Les Beatles sont devenus leurs propres patrons après la création d’Apple Records en 1968, ce qui leur a permis de repousser les limites de leurs activités. À ce stade, ils étaient le plus grand groupe de la planète et ne pouvaient se laisser bousculer par personne. Ayant déjà décidé d’arrêter les tournées après avoir essentiellement dépassé les salles de concert, il n’y avait tout simplement pas d’autre groupe qui fonctionnait à leur niveau.
Avec Abbey Road, sorti en 1969, les Beatles savaient que le monde entier aurait les yeux rivés sur l’album et qu’il se vendrait de lui-même. Le groupe n’a plus besoin de s’appuyer sur des tubes pour faire connaître ses prochaines sorties, et l’époque où les Fab Four dictaient leur art en fonction des intérêts de la radio a cessé d’exister. Cela signifie que les Beatles peuvent sortir une chanson de 20 minutes et qu’elle sera toujours diffusée sur les ondes.
Abbey Road comprend leur deuxième plus longue chanson enregistrée, “I Want You (She’s So Heavy)”, et leur plus courte création en carrière, “Her Majesty”. Cette dernière est en fait une composition solo de Paul McCartney et ne dure que 23 secondes.
À l’origine, cette chanson devait figurer dans la section “medley” d’Abbey Road, mais McCartney a changé d’avis et a exigé que “Her Majesty” soit envoyé à la casse.
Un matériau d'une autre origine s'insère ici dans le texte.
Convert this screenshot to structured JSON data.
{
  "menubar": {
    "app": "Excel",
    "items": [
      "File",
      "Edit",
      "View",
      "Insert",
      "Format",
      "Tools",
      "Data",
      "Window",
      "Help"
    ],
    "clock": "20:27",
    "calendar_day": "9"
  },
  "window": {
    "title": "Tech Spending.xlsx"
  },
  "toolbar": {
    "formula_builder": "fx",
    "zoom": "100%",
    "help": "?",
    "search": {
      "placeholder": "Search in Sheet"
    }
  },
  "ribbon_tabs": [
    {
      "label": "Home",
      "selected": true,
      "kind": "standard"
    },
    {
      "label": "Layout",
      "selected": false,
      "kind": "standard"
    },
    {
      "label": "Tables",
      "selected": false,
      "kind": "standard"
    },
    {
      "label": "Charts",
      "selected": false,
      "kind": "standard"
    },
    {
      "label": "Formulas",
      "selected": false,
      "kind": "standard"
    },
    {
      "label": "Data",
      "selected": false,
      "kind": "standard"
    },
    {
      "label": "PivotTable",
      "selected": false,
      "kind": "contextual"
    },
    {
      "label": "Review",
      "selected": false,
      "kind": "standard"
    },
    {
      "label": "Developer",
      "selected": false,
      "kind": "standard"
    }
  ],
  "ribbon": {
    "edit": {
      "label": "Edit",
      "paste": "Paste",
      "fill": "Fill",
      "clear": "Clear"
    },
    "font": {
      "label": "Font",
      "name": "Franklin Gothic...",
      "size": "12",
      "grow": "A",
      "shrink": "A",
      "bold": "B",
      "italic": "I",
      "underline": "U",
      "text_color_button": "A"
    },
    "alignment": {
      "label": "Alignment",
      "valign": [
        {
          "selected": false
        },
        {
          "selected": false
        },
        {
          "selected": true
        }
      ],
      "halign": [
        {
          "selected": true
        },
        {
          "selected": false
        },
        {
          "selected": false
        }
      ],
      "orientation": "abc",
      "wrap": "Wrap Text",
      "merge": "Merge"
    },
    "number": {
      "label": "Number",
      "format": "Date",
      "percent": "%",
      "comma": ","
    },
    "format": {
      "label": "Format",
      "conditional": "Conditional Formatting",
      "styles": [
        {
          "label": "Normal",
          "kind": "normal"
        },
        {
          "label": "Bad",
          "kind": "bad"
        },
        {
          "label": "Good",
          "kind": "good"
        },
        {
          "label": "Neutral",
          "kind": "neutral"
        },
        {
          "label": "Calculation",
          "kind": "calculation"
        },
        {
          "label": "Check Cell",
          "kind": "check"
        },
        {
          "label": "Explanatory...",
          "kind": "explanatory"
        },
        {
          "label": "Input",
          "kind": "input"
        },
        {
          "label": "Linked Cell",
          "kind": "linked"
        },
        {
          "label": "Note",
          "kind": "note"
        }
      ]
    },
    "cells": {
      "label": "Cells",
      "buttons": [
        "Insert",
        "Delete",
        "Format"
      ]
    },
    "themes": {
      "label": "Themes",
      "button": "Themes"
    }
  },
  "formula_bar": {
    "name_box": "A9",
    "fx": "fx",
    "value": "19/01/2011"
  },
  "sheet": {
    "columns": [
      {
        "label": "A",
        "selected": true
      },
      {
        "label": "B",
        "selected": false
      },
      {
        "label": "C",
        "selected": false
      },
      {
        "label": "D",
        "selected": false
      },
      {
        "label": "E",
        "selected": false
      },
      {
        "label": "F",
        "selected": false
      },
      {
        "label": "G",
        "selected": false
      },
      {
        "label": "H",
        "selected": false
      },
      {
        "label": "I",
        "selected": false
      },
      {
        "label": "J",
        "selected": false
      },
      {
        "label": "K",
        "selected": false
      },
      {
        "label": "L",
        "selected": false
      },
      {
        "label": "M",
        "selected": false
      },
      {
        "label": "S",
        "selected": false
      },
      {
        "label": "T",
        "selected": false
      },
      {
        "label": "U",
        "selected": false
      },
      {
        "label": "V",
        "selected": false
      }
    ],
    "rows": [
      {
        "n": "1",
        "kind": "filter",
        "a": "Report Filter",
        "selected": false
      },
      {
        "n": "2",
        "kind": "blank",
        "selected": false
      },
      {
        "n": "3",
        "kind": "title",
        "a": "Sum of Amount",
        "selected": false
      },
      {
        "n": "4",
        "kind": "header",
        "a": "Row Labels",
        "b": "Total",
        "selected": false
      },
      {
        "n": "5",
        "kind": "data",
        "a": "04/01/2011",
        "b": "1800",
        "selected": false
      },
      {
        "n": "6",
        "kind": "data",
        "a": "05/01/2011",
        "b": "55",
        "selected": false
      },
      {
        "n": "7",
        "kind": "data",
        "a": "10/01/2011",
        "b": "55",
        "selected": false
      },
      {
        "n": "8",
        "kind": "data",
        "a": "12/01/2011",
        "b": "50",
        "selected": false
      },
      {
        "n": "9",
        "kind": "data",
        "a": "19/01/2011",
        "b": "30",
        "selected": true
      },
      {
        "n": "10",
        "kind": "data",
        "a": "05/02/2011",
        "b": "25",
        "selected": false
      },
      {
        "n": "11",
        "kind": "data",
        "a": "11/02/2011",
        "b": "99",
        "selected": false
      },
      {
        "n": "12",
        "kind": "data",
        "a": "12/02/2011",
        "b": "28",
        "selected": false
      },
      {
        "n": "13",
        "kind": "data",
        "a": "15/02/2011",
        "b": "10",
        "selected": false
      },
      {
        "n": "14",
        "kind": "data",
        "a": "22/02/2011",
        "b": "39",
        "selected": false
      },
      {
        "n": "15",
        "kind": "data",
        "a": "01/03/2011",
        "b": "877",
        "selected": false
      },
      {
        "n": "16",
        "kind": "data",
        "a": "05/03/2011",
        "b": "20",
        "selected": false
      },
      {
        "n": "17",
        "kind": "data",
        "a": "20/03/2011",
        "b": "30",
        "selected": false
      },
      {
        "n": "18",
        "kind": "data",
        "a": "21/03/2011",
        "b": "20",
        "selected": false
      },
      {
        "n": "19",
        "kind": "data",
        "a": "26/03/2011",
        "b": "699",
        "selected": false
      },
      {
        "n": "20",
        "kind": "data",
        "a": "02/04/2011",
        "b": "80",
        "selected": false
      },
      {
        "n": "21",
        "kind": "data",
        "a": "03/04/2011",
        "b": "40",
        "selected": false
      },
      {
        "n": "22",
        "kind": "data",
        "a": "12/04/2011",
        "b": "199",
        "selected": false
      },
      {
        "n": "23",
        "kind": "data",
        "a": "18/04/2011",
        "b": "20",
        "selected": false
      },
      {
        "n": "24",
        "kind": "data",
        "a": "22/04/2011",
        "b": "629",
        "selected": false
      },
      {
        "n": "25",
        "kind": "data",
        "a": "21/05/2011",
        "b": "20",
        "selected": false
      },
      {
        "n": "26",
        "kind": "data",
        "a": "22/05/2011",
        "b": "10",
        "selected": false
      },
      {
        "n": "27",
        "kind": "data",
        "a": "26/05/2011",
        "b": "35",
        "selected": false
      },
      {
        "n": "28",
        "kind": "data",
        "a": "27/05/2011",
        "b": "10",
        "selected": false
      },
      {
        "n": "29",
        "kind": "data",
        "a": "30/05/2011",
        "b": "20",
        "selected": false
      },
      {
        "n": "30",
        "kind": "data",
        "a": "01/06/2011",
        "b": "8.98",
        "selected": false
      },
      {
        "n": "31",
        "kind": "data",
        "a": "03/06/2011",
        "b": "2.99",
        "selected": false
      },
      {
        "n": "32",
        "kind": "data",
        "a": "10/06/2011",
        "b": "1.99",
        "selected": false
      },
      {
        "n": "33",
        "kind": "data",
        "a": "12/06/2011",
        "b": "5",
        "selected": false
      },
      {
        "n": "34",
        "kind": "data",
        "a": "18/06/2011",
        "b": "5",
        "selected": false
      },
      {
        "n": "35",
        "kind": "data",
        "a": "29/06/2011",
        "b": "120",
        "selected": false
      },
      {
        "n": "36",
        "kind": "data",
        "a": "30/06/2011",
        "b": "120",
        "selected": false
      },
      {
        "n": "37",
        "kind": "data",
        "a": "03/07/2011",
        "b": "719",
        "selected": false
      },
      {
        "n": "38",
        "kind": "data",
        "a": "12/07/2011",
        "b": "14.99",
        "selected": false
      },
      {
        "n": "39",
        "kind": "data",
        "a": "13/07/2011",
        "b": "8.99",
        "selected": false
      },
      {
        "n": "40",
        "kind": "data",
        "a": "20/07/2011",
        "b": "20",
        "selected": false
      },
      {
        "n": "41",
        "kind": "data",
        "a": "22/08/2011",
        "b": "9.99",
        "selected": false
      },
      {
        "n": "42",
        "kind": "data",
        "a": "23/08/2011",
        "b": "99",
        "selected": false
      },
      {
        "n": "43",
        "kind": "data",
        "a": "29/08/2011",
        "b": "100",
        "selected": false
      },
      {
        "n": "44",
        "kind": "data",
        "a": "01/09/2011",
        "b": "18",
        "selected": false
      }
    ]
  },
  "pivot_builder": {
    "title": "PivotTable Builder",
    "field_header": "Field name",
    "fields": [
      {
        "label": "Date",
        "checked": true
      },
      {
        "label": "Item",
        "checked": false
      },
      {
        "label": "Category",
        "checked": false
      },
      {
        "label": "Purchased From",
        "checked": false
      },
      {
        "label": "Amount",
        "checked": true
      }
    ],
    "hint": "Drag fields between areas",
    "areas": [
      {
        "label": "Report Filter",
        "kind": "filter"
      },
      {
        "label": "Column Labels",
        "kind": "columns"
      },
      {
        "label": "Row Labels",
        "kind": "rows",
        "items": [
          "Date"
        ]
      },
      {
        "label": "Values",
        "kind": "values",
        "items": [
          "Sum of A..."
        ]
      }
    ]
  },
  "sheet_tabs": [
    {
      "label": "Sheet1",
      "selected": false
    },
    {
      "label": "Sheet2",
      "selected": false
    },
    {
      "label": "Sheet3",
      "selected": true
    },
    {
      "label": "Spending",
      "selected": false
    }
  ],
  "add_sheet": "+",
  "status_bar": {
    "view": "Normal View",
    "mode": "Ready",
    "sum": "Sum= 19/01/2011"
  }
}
L’ingénieur John Kurlander explique dans The Complete Beatles Recording Sessions : “Nous avons fait tous les remixages et les fondus enchaînés pour superposer les chansons, Paul était là, et nous l’avons entendu ensemble pour la première fois. Il a dit : “Je n’aime pas ‘Her Majesty’, jetez-le”, alors je l’ai coupé – mais j’ai accidentellement laissé la dernière note. Il m’a dit : “Ce n’est qu’un mélange approximatif, ça n’a pas d’importance…” J’ai dit à Paul : “Que dois-je en faire ?” “Jetez-le”, a-t-il répondu.
“On m’avait dit de ne jamais rien jeter, alors après son départ, je l’ai ramassé sur le sol, j’ai mis une vingtaine de secondes de ruban rouge devant et je l’ai collé à la fin de la bande de montage”, ajoute-t-il.

Par le plus grand des hasards, une version plus courte de “Her Majesty” a survécu et s’est retrouvée sur une version d’Abbey Road chez Apple, que McCartney a volontiers approuvée. À propos de cet incident, le Beatle a déclaré : “C’est vraiment comme ça que les choses se sont passées : “C’est comme ça que les choses se sont passées. Vraiment, vous savez, toute notre carrière s’est déroulée comme ça, donc c’est une fin appropriée”.
Comme l’a expliqué McCartney, les Beatles sont tombés par hasard sur ces moments magiques tout au long de leur carrière, plutôt que de chercher délibérément à écrire l’histoire. Si les choses s’étaient déroulées comme McCartney le souhaitait, “Her Majesty” n’aurait jamais été publié ou aurait été un morceau de musique beaucoup plus long, mais une intervention divine l’a transformé en une merveille de 23 secondes.